Cove

What can I say except this was one hell of a challenge! I wanted simplicity in the form of abstraction combined with atmospheric perspective. Well, the day is crisp and bright, a bit windy, and the light is harsh. Somewhere in there lays a bit of compromise.

The largest areas of the painting -sky, water – were laid in with very wet washes and allowed to dry.

The clouds were lifted out later and more blue, wet paint applied over the initial light wash. Shadows and shapes were created during this step.

The sea was a light wash with simple areas of white left behind in the foreground. Somehow the rest of it sort of happened using a large, flat brush. I find using flats really helps push the abstraction. The same can be said with the shoreline, using color to indicate plants, rocks, cliffs. The most “planned” part of the coastline were the houses and roofs. Dry brush with darker blues were applied with a wide 1″ brush to give the sea some dimension.

I had no idea how this painting would turn out. I like it for the simple fact I did achieve my desires for a simple, abstract painting which still has recognizable subject matter.
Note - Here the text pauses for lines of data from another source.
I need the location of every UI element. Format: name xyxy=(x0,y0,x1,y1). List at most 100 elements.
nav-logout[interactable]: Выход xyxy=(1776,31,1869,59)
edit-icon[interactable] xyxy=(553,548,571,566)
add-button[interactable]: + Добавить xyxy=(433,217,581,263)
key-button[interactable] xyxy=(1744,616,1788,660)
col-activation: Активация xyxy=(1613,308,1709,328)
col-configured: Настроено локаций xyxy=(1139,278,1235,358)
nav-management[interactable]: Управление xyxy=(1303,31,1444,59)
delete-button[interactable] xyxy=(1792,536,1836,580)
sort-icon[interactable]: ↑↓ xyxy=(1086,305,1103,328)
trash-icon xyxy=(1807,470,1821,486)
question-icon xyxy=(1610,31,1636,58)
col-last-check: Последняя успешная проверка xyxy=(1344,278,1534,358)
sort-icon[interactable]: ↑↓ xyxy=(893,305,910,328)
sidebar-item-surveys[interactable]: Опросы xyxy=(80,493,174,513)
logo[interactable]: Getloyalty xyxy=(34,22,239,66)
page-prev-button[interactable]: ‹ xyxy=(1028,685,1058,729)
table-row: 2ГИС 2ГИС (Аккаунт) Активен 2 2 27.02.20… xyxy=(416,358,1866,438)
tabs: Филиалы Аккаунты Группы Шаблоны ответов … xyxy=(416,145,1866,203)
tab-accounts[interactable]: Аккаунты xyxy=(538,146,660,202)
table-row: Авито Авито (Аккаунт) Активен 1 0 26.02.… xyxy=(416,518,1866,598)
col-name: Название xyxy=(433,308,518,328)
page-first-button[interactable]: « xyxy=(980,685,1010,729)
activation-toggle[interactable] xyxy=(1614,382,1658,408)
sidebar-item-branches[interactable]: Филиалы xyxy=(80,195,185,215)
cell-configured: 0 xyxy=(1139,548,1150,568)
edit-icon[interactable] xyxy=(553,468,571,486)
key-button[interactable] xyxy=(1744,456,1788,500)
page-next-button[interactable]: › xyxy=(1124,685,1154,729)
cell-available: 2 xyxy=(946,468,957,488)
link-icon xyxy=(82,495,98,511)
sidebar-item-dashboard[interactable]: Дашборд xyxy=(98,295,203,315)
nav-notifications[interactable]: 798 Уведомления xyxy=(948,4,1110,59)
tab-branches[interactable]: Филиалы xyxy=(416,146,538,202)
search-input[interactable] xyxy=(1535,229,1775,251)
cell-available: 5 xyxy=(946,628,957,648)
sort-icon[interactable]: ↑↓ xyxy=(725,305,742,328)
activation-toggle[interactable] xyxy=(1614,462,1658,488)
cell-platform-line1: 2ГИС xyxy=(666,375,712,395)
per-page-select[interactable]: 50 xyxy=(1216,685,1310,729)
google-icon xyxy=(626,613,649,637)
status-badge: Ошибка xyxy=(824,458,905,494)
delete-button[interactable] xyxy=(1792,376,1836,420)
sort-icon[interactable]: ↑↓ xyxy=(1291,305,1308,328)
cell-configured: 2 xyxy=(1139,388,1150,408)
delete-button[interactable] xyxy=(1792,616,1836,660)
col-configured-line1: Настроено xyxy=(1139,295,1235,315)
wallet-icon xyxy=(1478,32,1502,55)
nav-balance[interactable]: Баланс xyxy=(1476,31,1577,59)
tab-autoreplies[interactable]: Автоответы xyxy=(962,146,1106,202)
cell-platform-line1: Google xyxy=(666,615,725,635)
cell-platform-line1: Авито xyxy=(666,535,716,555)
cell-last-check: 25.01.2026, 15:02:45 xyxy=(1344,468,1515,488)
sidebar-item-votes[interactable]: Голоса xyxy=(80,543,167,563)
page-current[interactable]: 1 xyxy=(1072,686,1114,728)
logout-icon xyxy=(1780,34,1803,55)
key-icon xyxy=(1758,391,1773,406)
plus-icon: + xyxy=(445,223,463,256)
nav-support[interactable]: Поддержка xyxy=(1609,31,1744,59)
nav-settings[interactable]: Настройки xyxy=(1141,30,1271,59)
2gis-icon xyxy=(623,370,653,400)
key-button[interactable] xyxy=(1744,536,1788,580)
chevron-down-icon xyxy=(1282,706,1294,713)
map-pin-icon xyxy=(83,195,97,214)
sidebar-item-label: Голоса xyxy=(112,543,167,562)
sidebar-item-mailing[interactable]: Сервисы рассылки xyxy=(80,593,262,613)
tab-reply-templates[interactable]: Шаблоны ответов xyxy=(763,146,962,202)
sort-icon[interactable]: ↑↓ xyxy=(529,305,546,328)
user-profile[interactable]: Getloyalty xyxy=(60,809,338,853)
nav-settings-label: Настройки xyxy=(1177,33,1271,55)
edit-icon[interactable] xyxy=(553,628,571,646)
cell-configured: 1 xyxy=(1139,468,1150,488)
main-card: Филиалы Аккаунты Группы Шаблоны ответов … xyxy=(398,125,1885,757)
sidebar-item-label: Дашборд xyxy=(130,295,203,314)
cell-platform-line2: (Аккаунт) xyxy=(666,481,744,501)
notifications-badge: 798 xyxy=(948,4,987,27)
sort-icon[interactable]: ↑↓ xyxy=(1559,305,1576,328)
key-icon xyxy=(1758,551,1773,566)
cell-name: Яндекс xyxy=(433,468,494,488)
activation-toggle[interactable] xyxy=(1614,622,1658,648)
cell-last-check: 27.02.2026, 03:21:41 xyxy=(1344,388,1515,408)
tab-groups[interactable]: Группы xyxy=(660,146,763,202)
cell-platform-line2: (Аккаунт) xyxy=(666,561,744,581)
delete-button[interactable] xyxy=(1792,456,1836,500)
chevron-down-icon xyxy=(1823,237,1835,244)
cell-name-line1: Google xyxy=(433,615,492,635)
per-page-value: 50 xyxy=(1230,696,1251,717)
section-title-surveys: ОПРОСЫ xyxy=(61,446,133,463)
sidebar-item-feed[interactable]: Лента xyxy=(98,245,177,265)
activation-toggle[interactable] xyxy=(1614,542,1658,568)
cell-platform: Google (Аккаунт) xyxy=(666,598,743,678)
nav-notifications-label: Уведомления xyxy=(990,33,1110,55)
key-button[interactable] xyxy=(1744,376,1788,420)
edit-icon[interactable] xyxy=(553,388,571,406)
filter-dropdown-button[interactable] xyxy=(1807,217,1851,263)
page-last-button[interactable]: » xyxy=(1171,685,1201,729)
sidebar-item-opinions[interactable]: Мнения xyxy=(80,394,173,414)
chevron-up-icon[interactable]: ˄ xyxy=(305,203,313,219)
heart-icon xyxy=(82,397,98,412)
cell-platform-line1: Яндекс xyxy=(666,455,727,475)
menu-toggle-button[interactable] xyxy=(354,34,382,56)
Wouldn’t it be great if we all liked everything we did? Maybe not – then we would probably never progress!

Upward to the Beyond

What is the “right” way to hang an abstract? Is it the artist’s choice – the viewer’s choice – the hanger’s choice? The painting “Into the Blazing Hills” is one thing – the title telling you what I see. Inverted, I see “Upward to the Beyond” – moving toward the other side. What is the other side?

Putting my digital signature on this one gives it a different sort of reality – the signature grounds the painting and says “this is the bottom so upward is the top.” What is the top? What is the bottom?

Sideways, the painting does nothing for me, with the yellows on the left or right, but yellows on the top or bottom create a totally different feeling, but somehow the feeling is right. I will say, the yellows on the bottoms are more disconcerting and unsettling to me than when it is on the top. So, upset or comfort?

If I were to critique this at all, I would find this painting bottom-heavy in yellow, and moving upward it seems as if there are trees silhouetted against the sky. However, there is all this stuff in between, and it lacks the harmony, I think, that “Into the Blazing Hills” has. Perhaps it is the ability for me to recognize my surroundings – the hills of California – with either a sky and brilliant, blazing sunset – or a wildfire encroaching a bit of paradise, destruction being moments away.

This is going to take time – maybe both are “right” – and perhaps the middle chaos in this painting is okay but needs a path of some kind to lead the eye upward.

Into the Blazing Hills

One thing I enjoy about a retrospective show of an artist’s work is to have a sequential progression of his / her development. As an erstwhile “artist” I find myself is bopping around. It is my erratic personality – my magpie personality – drawn to this and that. That is probably why I like Hawaiian print shirts – colorful and rather crazy. When I look at my own paintings over time, color is always the primary theme. Sometimes my color usage is quite bad – nay, awful! – and sometimes very much to my liking.

In this vein, I decided to just paint with the Golden fluid acrylics, spreading around colors and creating shapes. I figured it would make itself known to be whatever it is to be. As someone who likes landscapes, I figured it would become one. My thoughts were, as I progressed, a flower meadow, hills of flowers, trees, and then just putz. Using acrylics means putting paint down in a way which works with their quick drying qualities, but I did use matte medium. A lot of times I just dumped color on the palette paper, mixed, added white, and then mooshed it around on the paper. The matte medium creates a bit of transparency, and it makes a sort of glaze over underlying colors.

Painting was done with wide, flat brushes – 3″ and 1″ flats – later a large round – and my fingers encased in nitrile gloves. It took about 3 days and 6 hours to paint this on 15×20 watercolor paper. Golden Fluid acrylics, matte medium.

Colorism is something that truly appeals to me. Not Fauvism, which I find a bit too loud for my taste, but colors to create an emotion or feeling more than reality, with a bit of a suggestion of reality.